Moving to Australia from PNG as a young teenager, Ngaiire had promised herself that she wouldn’t change who she was. Laughing, she recalls conversations she had with her brother and sister, where she told them she would never change her hair or the way she dressed, and that she would stay true to herself. But Western beauty standards nevertheless started to weigh on her.
“Everyone else was shaving their legs and their underarm hair,” she recalls. “It was little things like that that made me feel pressure to conform to what everybody else was doing.”
She also felt that pressure to conform within the music industry where people found it hard to categorise Ngaiire, the first Papua New Guinean artist to be featured in the triple j Hottest 100 (her single ‘Once’ came in at number 73 in 2015). She found herself toning herself down, shrinking herself to make others comfortable.
“There was a time where I started to take out the fact that I was Papua New Guinean in my bio, because I felt like that worked against me,” Ngaiire says.
“Denying my own blood, and my own heritage and where I’m from, was one of the things that I felt like I needed to do earlier on to just protect myself from being in situations where people misinterpreted my music or misinterpreted who I was.”

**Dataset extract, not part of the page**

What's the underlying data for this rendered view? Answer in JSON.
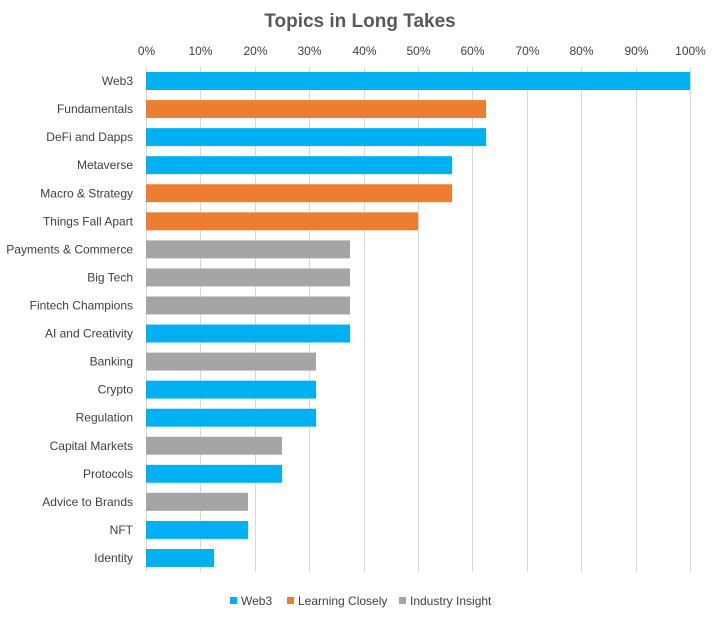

But now Ngaiire is done being a lesser version of herself. She’s undergone an intense journey to self-realisation – in an artistic statement for ‘3’, Ngaiire says that even as she crafted the album as a rejoinder to people with misconceptions about PNG, she hadn’t fully realised “how callous I’d gotten from trying to maintain a career as a Warabung, Morobe, Tolai, Niu Ailan post-colonial Papua New Guinean in a predominantly white space that operates on stolen Indigenous land.”
“I read somewhere recently about how you don’t want to go to the grave clutching to a character or a person that you’ve been portraying to the world,” she tells NME. The entire experience of creating ‘3’, she says, “has really taught me to just let go” – a lesson that defines her favourite song on the album, the opening title track ‘3’.
“It’s [about] figuring out how to really be their authentic selves within the context of having to survive within our spaces. That’s my M.O. to everybody else – to just let go.”